Meet the Team: David Nuñez
Meet the Team: David Nuñez
Intro

Meet the Team: David Nuñez

Ryan C
Ryan C

To supplement the bi-weekly email newsletter and give the Threshold Community greater insight into the talented and passionate people creating and supporting this groundbreaking technology, The Threshold Marketing Guild has begun a series of interviews with members of the Keep and NuCypher teams.

Not a member of the Threshold Discord yet? Be sure to head over to discord.gg/threshold and dive in!

We are excited to kick off with a conversation with NuCypher’s CTO, David Nuñez.


Can you give us a short intro to yourself and your background?

Hi, Threshold friends! I'm David, I live in Málaga, Spain, and I'm CTO at NuCypher. My story with NuCypher goes back to 2016. I studied Computer Science in the University of Málaga, and in 2016 I obtained a PhD in Information Security, with a thesis devoted to the study of Proxy Re-Encryption. Roughly at that time, MacLane Wilkison and Michael Egorov founded ZeroDB, and started working on a prototype for an encrypted database. As part of their proof-of-concept, they ended up using an open-source implementation of a Proxy Re-Encryption scheme I coded in 2013 and we started to talk.

One thing led to another and just two weeks later, MacLane and Michael were "casually" visiting Málaga. We had coffee, we drank Málaga sweet wine...and they offered me to work for them. It was extremely interesting, but at that time, I was a post-doc and wanted to be a professor at the University, so I declined the offer (🤦). Instead, I redirected it as a collaboration through the University. We worked together on secure data sharing for Big Data with Apache Hadoop and Apache Kafka for over a year, but around mid-2017 various ideas consolidated into what later would be called the NuCypher Network.

After some months working through the University agreement, I realized I was fed up with the academic life and this time I did take the offer from NuCypher. This turned out to be the best professional decision I ever took (apart from open-sourcing that cryptographic code in 2013 and reaching out to MacLane and Michael through Twitter in 2016!). I started working full-time in 2018, officially as a cryptographer and engineer (although in NuCypher titles don't mean much, as everyone tries to do many different things).
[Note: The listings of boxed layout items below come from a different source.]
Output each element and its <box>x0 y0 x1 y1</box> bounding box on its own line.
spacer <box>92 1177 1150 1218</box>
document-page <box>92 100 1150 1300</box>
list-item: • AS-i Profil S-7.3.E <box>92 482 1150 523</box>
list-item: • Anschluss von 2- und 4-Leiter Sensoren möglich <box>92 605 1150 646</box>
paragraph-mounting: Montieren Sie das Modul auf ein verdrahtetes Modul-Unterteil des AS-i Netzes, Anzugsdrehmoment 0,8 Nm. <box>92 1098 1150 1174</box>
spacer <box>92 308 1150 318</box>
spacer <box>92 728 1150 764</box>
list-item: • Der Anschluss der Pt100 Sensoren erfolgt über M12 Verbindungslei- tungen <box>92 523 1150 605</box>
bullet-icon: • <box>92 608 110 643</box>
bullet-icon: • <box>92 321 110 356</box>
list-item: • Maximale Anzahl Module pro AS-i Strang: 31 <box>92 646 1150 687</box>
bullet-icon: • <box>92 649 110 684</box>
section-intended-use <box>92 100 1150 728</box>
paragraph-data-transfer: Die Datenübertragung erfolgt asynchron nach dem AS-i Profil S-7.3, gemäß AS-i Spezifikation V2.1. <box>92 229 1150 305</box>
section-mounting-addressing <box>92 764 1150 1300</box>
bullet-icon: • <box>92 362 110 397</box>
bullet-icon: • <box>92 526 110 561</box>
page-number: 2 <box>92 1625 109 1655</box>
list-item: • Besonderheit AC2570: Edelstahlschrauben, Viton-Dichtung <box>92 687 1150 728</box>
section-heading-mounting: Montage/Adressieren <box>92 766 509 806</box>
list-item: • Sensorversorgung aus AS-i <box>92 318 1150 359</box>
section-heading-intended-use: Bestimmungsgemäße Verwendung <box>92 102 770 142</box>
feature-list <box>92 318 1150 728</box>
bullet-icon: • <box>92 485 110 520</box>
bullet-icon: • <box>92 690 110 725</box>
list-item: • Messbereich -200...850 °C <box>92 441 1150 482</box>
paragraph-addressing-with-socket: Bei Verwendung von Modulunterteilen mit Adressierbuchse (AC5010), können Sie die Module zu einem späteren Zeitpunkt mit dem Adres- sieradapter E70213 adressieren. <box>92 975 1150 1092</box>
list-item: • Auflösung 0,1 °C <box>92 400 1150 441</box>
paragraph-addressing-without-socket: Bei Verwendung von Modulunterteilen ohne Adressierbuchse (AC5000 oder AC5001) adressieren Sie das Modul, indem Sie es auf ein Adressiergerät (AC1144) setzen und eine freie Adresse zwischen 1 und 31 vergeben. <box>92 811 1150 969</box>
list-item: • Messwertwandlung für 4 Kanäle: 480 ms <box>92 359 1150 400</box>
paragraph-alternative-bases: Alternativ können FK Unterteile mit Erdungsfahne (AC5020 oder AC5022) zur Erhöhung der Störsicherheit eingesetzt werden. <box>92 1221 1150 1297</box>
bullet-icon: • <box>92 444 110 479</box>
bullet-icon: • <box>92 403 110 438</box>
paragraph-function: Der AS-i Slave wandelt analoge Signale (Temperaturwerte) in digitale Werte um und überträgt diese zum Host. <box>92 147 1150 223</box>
What are your primary responsibilities?

My primary task is coordinating work, especially since we have several parallel efforts ongoing. That being said, NuCypher has a very unique work culture and the team is pretty much autonomous and proactive, but some amount of coordination is required, especially since we now are integrating with an external team, Keep, for everything related to Threshold. On the Threshold side, I've been involved mainly with the smart contract integration, which is the basic core underlying the merger (special thanks here to Vicky Zotova, our rock-star Solidity engineer, who has been doing an enormous amount of work on this side).


What are you most excited about with respect to the Threshold Network, and where do you see it in 5 years?

The Threshold Network is a paradigmatic example of a positive-sum: two major networks providing cryptographic services, together under the same umbrella, with stakers of both sides being able to participate in each other’s technologies. Given the developments on the regulatory scene, I see big pressure towards truly decentralized DeFi building blocks that can resist tighter regulatory environments, so in 5 years I see tBTC as a fundamental piece for DeFi. A similar situation occurs for encryption and privacy-enhancing technologies and the role that NuCypher's secure data sharing will play.


What does a typical workday look like for you?

My typical workday is the constant switching between Discord, Github, and the terminal. Lately, I've been mostly working with Threshold's smart contracts, but before that, I was deeply involved with NuCypher's Python codebase. And every day, calls, calls, and more calls!

Anything else you’d like to share with the community? Fun facts, hobbies, you name it!

Well, nothing particularly exciting, in most aspects I'm a very simple person. I like to spend time with my wife, my 3 kids, and my dog. My kids are 6, 4, and 2 years old, so they require a lot of attention and don't care at all about Threshold and NuCypher! I also like to hike, and I play guitar and bass, but sadly I haven't had much time for those lately. Málaga is a great city to live in, the weather is awesome most times of the year, so simple things like going to the beach or to parks, enjoying the weather, and hanging out with friends is more than enough for me.